Graphic position (Fig. 1, 2 and 4)
revealed that regression lines for the said characters touched Wr axis above
the origin hence signifying thereby additive type of gene action with partial
dominance type of gene action except yield of seed cotton plant-1
(Fig. 3) in F1 generation which depicted over dominance
type of gene action as the regression line intercepted the Wr axis below the
origin. Such type of situation is represented in a diallel analysis when F1
hybrids score more than either of the parents, which is nothing but the reflection
of hybrid vigor or heterotic effects in this connection. The distribution of
array points along the regression line showed that genotypes Niab-313/12 (Fig.
1), Niab-313/12 (Fig. 2) in case of lint percentage while
Niab-313/12 (Fig. 3) and Niab-313/12 (Fig. 4)
in case of seed cotton contained the maximum number of dominant genes in contrast
to Cyto-9/91 in all the characters carried the maximum recessive alleles. Similarly,
several workers like Murtaza et al. (1992), Azhar et al. (1994),
Khan et al. (1995), Saeed et al. (1996), Busharat et al.
(1998), Busharat et al. (1999 b) and Subhan et al. (2001) have
reported additive type of gene action with partial dominance for these characters.
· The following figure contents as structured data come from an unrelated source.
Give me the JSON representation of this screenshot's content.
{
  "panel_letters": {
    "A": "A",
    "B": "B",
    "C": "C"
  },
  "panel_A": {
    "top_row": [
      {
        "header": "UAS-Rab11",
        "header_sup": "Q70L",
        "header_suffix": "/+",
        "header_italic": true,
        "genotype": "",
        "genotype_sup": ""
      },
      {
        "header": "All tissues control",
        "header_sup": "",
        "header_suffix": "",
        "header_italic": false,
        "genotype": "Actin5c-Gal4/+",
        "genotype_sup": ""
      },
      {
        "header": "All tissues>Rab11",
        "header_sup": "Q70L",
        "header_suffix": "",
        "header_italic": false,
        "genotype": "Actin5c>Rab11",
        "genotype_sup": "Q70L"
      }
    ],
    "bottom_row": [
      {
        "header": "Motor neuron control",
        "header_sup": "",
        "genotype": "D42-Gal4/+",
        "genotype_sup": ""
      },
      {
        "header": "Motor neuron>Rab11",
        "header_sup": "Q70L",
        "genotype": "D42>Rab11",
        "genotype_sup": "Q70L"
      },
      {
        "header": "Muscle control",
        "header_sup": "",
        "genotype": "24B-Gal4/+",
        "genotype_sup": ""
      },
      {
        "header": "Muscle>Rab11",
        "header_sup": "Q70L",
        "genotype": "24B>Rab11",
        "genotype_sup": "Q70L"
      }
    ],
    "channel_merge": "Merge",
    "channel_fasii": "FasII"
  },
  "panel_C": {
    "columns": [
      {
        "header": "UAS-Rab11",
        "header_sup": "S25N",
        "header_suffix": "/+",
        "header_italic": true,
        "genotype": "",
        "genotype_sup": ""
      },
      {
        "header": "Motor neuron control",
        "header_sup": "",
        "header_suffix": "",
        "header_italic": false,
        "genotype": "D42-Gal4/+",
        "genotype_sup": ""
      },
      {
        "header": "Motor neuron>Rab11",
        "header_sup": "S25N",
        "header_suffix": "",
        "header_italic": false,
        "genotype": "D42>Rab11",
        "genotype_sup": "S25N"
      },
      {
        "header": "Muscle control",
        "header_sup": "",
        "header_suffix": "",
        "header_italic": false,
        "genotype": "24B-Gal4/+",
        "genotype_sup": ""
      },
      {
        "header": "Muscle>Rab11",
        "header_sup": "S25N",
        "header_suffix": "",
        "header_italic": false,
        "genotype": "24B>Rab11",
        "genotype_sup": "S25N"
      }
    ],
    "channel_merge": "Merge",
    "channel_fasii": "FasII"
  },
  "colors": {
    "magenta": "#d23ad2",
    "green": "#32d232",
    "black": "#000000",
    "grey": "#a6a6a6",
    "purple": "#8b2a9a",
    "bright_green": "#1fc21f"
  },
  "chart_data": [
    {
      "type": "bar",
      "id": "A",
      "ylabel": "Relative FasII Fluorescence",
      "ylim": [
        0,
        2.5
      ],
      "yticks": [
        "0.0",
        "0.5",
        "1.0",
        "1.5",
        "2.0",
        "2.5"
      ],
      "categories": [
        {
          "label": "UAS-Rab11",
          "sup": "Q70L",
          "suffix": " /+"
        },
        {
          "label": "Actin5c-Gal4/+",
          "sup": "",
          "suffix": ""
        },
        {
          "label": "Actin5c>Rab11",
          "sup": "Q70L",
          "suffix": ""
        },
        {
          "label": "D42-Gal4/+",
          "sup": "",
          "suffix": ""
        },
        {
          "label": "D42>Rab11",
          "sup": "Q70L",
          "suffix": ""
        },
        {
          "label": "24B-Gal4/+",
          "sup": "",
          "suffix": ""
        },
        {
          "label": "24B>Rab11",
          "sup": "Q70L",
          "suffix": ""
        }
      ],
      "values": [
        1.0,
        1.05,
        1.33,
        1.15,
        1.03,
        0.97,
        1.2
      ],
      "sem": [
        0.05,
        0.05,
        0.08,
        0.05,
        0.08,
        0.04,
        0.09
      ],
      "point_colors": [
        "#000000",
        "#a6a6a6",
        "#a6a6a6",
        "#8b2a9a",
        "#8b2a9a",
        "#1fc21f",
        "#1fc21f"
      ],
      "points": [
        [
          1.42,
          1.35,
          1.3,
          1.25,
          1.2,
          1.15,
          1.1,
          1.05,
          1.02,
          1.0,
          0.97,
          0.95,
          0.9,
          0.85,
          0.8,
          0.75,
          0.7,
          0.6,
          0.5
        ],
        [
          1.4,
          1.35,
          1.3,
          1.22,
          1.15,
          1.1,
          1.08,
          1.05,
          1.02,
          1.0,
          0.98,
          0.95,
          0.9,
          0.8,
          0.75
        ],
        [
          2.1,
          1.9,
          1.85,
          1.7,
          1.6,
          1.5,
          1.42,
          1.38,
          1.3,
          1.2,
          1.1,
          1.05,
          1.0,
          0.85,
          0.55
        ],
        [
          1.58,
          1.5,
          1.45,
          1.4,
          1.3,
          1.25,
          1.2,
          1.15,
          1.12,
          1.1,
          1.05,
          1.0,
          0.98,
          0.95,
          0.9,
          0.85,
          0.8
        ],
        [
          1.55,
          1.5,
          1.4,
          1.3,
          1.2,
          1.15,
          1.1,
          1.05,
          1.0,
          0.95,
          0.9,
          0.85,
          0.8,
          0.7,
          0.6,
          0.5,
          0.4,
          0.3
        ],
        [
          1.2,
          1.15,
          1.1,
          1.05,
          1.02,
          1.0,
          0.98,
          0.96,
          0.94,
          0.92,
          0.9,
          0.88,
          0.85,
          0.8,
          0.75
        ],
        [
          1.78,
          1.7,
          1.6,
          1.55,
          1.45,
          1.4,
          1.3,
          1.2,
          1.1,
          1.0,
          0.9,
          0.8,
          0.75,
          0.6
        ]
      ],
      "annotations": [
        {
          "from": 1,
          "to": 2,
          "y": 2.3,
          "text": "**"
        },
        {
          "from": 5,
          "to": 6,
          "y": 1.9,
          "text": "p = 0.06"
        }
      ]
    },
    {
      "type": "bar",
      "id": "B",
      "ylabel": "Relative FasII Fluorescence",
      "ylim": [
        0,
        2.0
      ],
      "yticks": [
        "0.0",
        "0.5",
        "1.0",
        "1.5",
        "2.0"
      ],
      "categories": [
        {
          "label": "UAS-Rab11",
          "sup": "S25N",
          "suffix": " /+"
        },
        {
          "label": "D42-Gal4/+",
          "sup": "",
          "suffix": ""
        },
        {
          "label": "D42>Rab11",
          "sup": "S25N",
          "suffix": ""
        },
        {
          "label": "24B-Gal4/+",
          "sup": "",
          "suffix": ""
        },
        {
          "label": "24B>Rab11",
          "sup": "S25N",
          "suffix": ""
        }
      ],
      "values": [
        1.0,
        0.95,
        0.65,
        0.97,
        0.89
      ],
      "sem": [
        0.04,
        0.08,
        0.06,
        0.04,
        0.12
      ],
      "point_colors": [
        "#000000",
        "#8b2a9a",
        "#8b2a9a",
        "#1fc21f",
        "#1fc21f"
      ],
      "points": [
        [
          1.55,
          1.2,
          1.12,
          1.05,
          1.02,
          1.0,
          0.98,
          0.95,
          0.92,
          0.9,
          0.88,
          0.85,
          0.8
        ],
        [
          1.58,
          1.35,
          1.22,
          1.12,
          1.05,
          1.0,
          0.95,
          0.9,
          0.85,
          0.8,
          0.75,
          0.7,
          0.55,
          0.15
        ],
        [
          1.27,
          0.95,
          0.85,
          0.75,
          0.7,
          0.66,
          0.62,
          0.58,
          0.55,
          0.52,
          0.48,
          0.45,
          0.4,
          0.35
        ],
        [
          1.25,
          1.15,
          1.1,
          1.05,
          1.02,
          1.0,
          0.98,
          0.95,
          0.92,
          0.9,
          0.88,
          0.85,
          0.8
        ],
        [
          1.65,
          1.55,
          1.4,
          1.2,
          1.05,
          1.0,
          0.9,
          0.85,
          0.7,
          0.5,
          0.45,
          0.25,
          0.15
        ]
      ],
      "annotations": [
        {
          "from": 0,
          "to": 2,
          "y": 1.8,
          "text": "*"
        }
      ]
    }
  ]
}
However, findings of some others like, Rehman et al. (1988), Tariq et
al. (1992), Khan and Khan (1993) and Murtaza et al. (1995) do not
agree with these observations, which might be due to different genotypes used
under different agro-ecological factors.
Additive type of gene action with partial dominance was accomplished which discloses beneficial outlines for selection of superior hybrids for the characteristics under study in both the generations. In case of yield of seed cotton-1, over dominance type of gene action was also exposed specially in F1 generation, which reflected the manifestation of heterotic effects.